The team now intends to study the gene to try and tease out its full purpose and function.

“We need to find out what role it plays in brain development and at what point it is active, whether it is during fetal development, childhood, or adulthood,” Francks said.

Paul Corry, director of public affairs at Rethink, a U.K.-based mental health charity, says, “LRRTM1 “may turn out to be part of a complex relationship between a range of genes and environmental factors that lead to people developing schizophrenia.”

The gene could also help scientists understand more about how humans evolved.

Most animals have brains that are more symmetric, experts note, including our closest genetic relatives, the apes.

11 thoughts on “LRRTM1: A possible gene for left-handedness

  1. I AM A LEFTY I HOPE I DO NOT HAVE THAT GENE. I AM EXTREMELY CREATIVE AND SILLY. WHAT MAKES YOU KNOW IF YOU HAVE THAT GENE. I CAN ALSO USE MY RIGHT HAND. I AM TOLD I AM VERY DIFFERENT WITH A CREATIVE MIND.
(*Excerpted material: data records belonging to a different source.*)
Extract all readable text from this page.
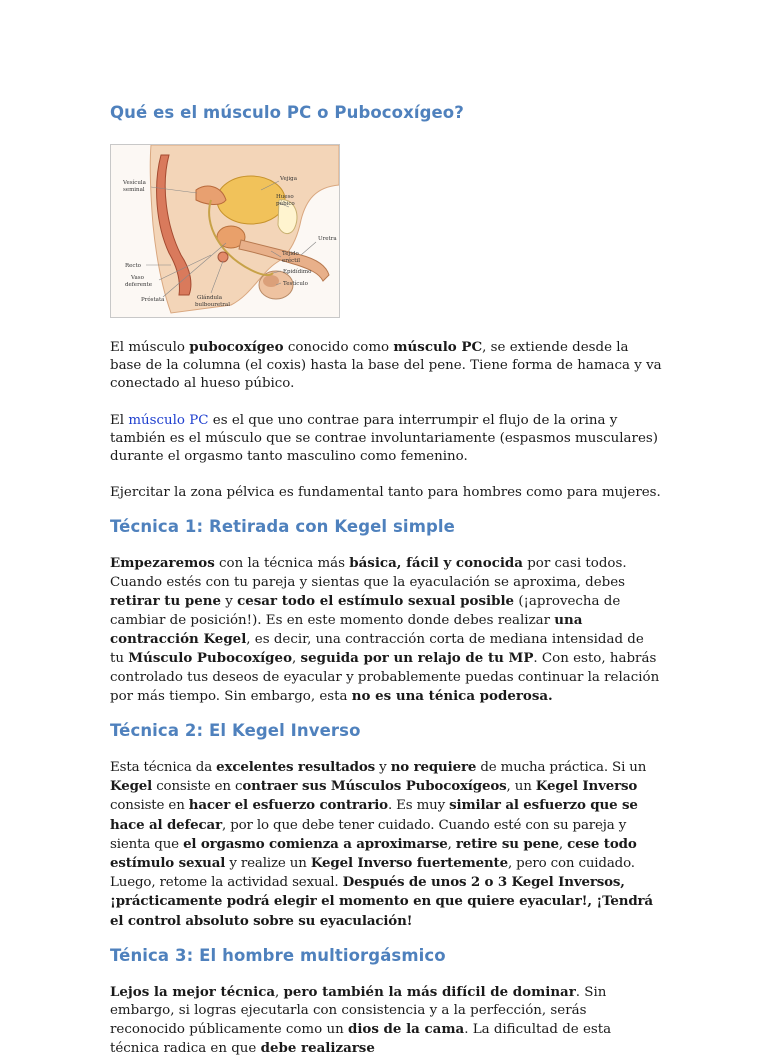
Qué es el músculo PC o Pubocoxígeo?
Vesícula
seminal
Vejiga
Hueso
púbico
Uretra
Tejido
eréctil
Recto
Vaso
deferente
Epidídimo
Testículo
Próstata	Glándula
bulbouretral

El músculo pubocoxígeo conocido como músculo PC, se extiende desde la base de la columna (el coxis) hasta la base del pene. Tiene forma de hamaca y va conectado al hueso púbico.

El músculo PC es el que uno contrae para interrumpir el flujo de la orina y también es el músculo que se contrae involuntariamente (espasmos musculares) durante el orgasmo tanto masculino como femenino.

Ejercitar la zona pélvica es fundamental tanto para hombres como para mujeres.

Técnica 1: Retirada con Kegel simple

Empezaremos con la técnica más básica, fácil y conocida por casi todos. Cuando estés con tu pareja y sientas que la eyaculación se aproxima, debes retirar tu pene y cesar todo el estímulo sexual posible (¡aprovecha de cambiar de posición!). Es en este momento donde debes realizar una contracción Kegel, es decir, una contracción corta de mediana intensidad de tu Músculo Pubocoxígeo, seguida por un relajo de tu MP. Con esto, habrás controlado tus deseos de eyacular y probablemente puedas continuar la relación por más tiempo. Sin embargo, esta no es una ténica poderosa.

Técnica 2: El Kegel Inverso

Esta técnica da excelentes resultados y no requiere de mucha práctica. Si un Kegel consiste en contraer sus Músculos Pubocoxígeos, un Kegel Inverso consiste en hacer el esfuerzo contrario. Es muy similar al esfuerzo que se hace al defecar, por lo que debe tener cuidado. Cuando esté con su pareja y sienta que el orgasmo comienza a aproximarse, retire su pene, cese todo estímulo sexual y realize un Kegel Inverso fuertemente, pero con cuidado. Luego, retome la actividad sexual. Después de unos 2 o 3 Kegel Inversos, ¡prácticamente podrá elegir el momento en que quiere eyacular!, ¡Tendrá el control absoluto sobre su eyaculación!

Ténica 3: El hombre multiorgásmico

Lejos la mejor técnica, pero también la más difícil de dominar. Sin embargo, si logras ejecutarla con consistencia y a la perfección, serás reconocido públicamente como un dios de la cama. La dificultad de esta técnica radica en que debe realizarse
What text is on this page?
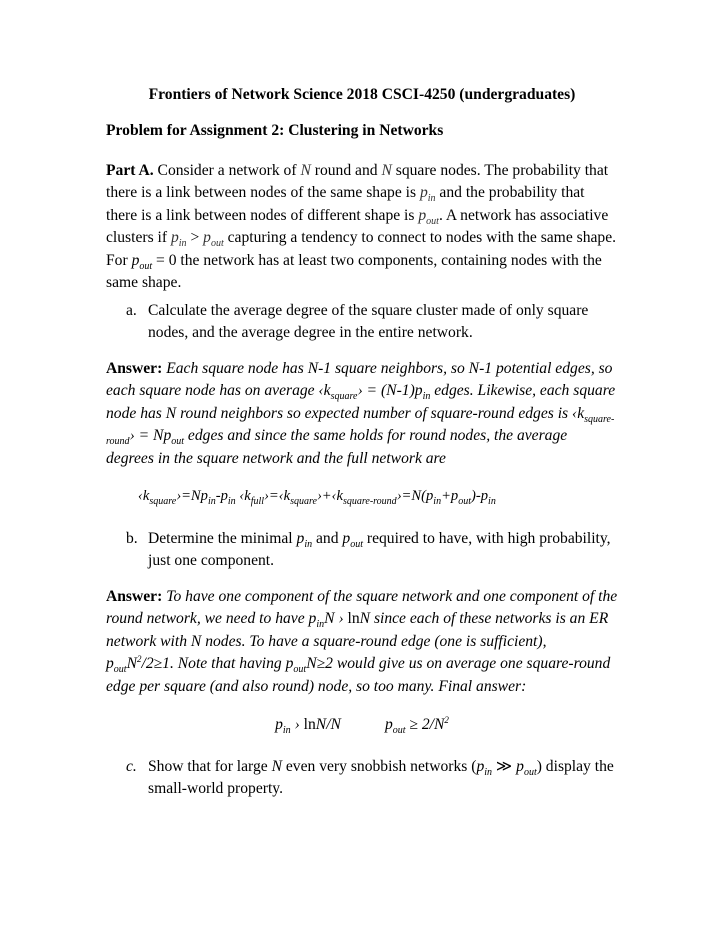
Frontiers of Network Science 2018 CSCI-4250 (undergraduates)
Problem for Assignment 2: Clustering in Networks
Part A. Consider a network of N round and N square nodes. The probability that there is a link between nodes of the same shape is $p_{in}$ and the probability that there is a link between nodes of different shape is $p_{out}$. A network has associative clusters if $p_{in} > p_{out}$ capturing a tendency to connect to nodes with the same shape. For $p_{out} = 0$ the network has at least two components, containing nodes with the same shape.
a. Calculate the average degree of the square cluster made of only square nodes, and the average degree in the entire network.
Answer: Each square node has N-1 square neighbors, so N-1 potential edges, so each square node has on average $‹k_{square}› = (N-1)p_{in}$ edges. Likewise, each square node has N round neighbors so expected number of square-round edges is $‹k_{square-round}› = Np_{out}$ edges and since the same holds for round nodes, the average degrees in the square network and the full network are
$‹k_{square}›=Np_{in}-p_{in}$ $‹k_{full}›=‹k_{square}›+‹k_{square-round}›=N(p_{in}+p_{out})-p_{in}$
b. Determine the minimal $p_{in}$ and $p_{out}$ required to have, with high probability, just one component.
Answer: To have one component of the square network and one component of the round network, we need to have $p_{in}N$ › lnN since each of these networks is an ER network with N nodes. To have a square-round edge (one is sufficient), $p_{out}N^2/2\ge 1$. Note that having $p_{out}N\ge 2$ would give us on average one square-round edge per square (and also round) node, so too many. Final answer:
$p_{in}$ › lnN/N	$p_{out} \ge 2/N^2$
c. Show that for large N even very snobbish networks ($p_{in}$ ≫ $p_{out}$) display the small-world property.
  2. What I find interesting is any connection between this discovery and Julian Jaynes’s “The Origin of Consciousness in the Breakdown of the Bicameral Mind” where he postulated the absence of what we consider true consciousness (the “narrative I”) in our “sapient” progenitors. Everything accomplished through a directive voice instructing the individual what to do, how to feel. Essentially our ancestors were what we would describe as schizhophrenic. Upheaval of events more than 4 thousand years ago and the rise of written, metaphorical language helped superseded (but not replace) this directive voice with the narrative I. Essentially, our asymmetric brains are set up to be schizoid, only this higher functioning idempotent operand “I” protects modern sapient from a very uncomfortable realization – he is the sole creature divided from his world through himself. Could this explain our preoccupations dividing one between beautiful transcendent dream and an often ugly and nauseating immanence – our aspirations toward heavenly utopia and begrudged acceptance of our telluric dystopia? Does it explain why sober John Doe may be overheard quizzing himself aloud in the morning as to what his drunken counterpart did with his car keys last night, the same sorry individual he must rouse to travel X miles through a morning gridlock to a job he agrees is menticidal? Is posing an unvoiced question to yourself “normal” or merely a vestigial aspect of this underlying schizophrenia, which is an awful truth? Is the human problem in fact our proposal of fact secretly subverted by this insidious mark of opposition – “?”